Description
Literary Nonfiction. Travel Writing. Southeastern European Studies. For one hot week in June of 1995, poet Ron Padgett toured little-known, isolated Albania, in the company of five fellow American and several Albanian writers and editors. With his lively interest in languages, keen eye for detail, and growing sympathy for the difficulties of the long, repressive period from which Albania was just emerging, Padgett documents the country's sights and sounds, its people and places, and its many surprises.
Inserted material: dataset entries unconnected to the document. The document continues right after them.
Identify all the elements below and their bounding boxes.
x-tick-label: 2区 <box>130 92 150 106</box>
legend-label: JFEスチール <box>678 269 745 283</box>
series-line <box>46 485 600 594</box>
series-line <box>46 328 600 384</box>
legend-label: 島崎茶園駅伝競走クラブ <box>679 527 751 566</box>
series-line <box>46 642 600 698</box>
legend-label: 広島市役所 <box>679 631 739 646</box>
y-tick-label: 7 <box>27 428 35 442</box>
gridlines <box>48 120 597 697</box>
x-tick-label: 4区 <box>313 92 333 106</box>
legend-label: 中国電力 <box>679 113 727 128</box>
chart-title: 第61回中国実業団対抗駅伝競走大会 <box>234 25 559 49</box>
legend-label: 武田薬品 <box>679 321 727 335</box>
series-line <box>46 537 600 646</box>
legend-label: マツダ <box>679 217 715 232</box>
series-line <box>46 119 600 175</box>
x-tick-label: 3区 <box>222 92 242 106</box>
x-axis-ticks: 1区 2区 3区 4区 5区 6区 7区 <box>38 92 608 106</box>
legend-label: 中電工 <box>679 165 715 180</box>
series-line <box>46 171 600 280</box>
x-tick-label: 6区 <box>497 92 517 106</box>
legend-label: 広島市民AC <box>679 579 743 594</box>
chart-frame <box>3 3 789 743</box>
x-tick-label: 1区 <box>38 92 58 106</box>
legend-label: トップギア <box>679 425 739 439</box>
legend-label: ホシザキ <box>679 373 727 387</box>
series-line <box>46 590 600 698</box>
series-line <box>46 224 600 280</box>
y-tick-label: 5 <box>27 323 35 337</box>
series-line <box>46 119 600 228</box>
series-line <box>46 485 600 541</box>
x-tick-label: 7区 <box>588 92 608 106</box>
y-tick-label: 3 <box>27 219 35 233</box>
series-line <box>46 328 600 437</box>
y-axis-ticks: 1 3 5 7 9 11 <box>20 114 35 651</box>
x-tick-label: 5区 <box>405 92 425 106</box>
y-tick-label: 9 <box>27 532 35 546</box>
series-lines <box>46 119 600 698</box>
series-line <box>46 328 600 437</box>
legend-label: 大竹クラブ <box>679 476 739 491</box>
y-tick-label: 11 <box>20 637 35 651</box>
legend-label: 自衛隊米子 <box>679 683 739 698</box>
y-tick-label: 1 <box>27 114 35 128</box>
His deft prose shines a clear light on this enigmatic country and its fiercely proud people, so hospitable to strangers, so potentially explosive among themselves.
Author Bio
Ron Padgett grew up in Tulsa and has lived mostly in New York City since 1960. Among his many honors are a Guggenheim Fellowship, the American Academy of Arts and Letters poetry award, the Shelley Memorial Award, and grants from the National Endowment for the Arts. Padgett's HOW LONG was a Pulitzer Prize finalist in poetry and his COLLECTED POEMS won the William Carlos Williams Award from the Poetry Society of America and the Los Angeles Times prize for the best poetry book of 2013. His other recent books include MOTOR MAIDS ACROSS THE CONTINENT, HOW TO BE PERFECT, JOE: A MEMOIR OF JOE BRAINARD, and IF I WERE YOU. In addition to being a poet, he is the translator of Guillaume Apollinaire, Pierre Reverdy, and Blaise Cendrars. His poems appear in Jim Jarmusch's film Paterson.